There are a few compelling factors in the decision to dedicate a total of 63 hours to this particular cause:
- The world – locally and globally – is full of weirdness and worry right now, and having accepted that there is very little I can do about it, I am reminded that the only person I can actually change is myself, so let me do that.
- October tends to be a gloomy month for me, and this one takes us into a winter with possibly more than the usual darkness, but with also an emerging clarity, strength and beauty that I would like to be able to focus on instead.
- While I still only work part-time, and with no other major projects this month, I have the luxury of time and space for a focused short-term commitment. I will make good use of it!
- I’ve recently experienced another (fascinatingly intense but not much fun) spiral into an anxious place (complete with skin-crawling fear and crumpled on the floor trembly sickness) which I’d prefer not to happen again, so it’s a good time to strengthen my cerebrum for the winter to keep those devious little neuro-demons away.
- I have also just discovered October 10th is World Mental Health Day! What better time to start.
So there you are, invited to follow this little journey I’ve set myself on, from the 10th to 30th October, in which I will set aside up to three hours a day for the following:
1.Commit to my previously identified daily practices of exercise, meditation, gratitude, affirmations, visualisations, laughter, connection, creativity and kindness (these are all just so lovely, I’m so lucky have the time for each of them every day, even if it’s just a minute or two).
2. Allocate at least two hours each day to learn about and fully carry out a mental and emotional health strengthening practice. I am aware of a few specific writing exercises, guided meditations and lessons in things like breathing techniques and mindfulness that I have been meaning to look into properly, and a whole pile of wise authors and teachers who I’ve heard tantalising snippets of that I will devote some proper time to. While I have a few day’s worth of tasks to get started with, I am very much open to suggestions of what to try next. If you have recommendations for teachers/talks/techniques that have helped you overcome anxiety, think positively and gain control over negative emotions, I’d love to hear your thoughts, and add them into this little exploration.
3. For me, and for anyone who’s interested, I will record my findings here every day.
By November I have a couple of big decisions to make and I’d like to consider them from a place of wellness and love, so it would be great if this investigative adventure goes some way to clearing out the tangled strands of resistance that keep manifesting in a surprisingly diverse array of mental and emotional disruptions that keep dragging me back to a place of fear and anxiety.
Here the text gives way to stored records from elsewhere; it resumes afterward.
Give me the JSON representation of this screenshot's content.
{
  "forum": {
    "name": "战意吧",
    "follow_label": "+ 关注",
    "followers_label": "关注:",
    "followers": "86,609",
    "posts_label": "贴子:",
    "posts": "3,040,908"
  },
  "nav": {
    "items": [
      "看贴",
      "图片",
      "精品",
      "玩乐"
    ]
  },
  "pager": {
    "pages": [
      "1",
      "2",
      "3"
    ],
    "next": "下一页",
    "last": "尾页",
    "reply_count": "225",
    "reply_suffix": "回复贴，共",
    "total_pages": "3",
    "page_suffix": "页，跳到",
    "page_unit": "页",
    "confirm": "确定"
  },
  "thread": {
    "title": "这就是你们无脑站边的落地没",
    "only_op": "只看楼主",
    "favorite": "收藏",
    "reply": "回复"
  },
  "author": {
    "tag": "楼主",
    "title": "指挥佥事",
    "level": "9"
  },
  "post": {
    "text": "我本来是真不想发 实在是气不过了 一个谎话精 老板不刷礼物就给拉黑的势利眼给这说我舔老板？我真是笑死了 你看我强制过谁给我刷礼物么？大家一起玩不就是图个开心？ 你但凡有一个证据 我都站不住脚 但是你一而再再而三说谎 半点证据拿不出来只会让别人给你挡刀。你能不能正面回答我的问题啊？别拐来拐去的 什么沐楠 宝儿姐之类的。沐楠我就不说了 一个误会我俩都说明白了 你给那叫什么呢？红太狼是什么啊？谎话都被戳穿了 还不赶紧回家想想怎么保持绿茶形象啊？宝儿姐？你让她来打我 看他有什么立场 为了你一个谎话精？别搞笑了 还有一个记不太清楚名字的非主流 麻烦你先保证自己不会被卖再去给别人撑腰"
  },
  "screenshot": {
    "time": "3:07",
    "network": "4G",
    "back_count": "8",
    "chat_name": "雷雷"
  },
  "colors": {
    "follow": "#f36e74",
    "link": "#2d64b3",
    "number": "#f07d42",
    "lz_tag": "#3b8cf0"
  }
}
We’ll see what we find out.
For now, I invite you to send me your thoughts and suggestions for my journey – firstname.lastname@example.org – and I look forward to letting you know how it goes.
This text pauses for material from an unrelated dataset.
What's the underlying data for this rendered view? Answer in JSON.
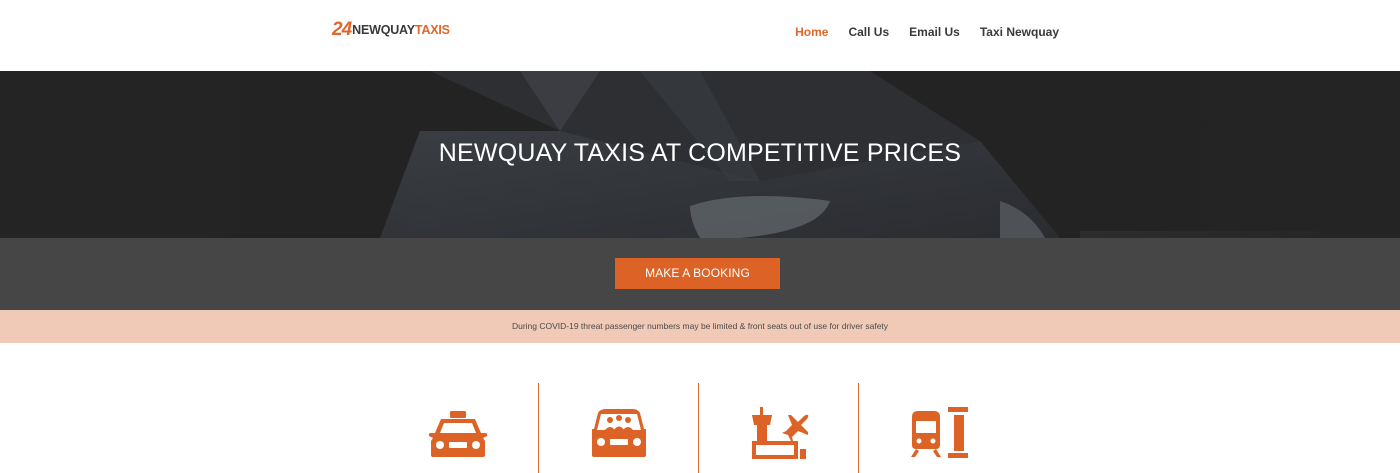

Side note: For any of you who grew up under the same religious persuasions as me, you may have noticed that this project follows the same formula as the ‘conditions’ we used to diligently perform, complete with time period, offering, accountable person and desired result. I follow the same pattern because it seems to work, and not because of the manipulative fear-based lies we were brought up on, but because of what I now understand to be neurological inevitability. I like the idea of reclaiming the techniques that were used to control and frighten us, and use them to liberate and heal myself instead. The investigative essay on what the church got right in among a million things they got wrong is the exciting subject for another day.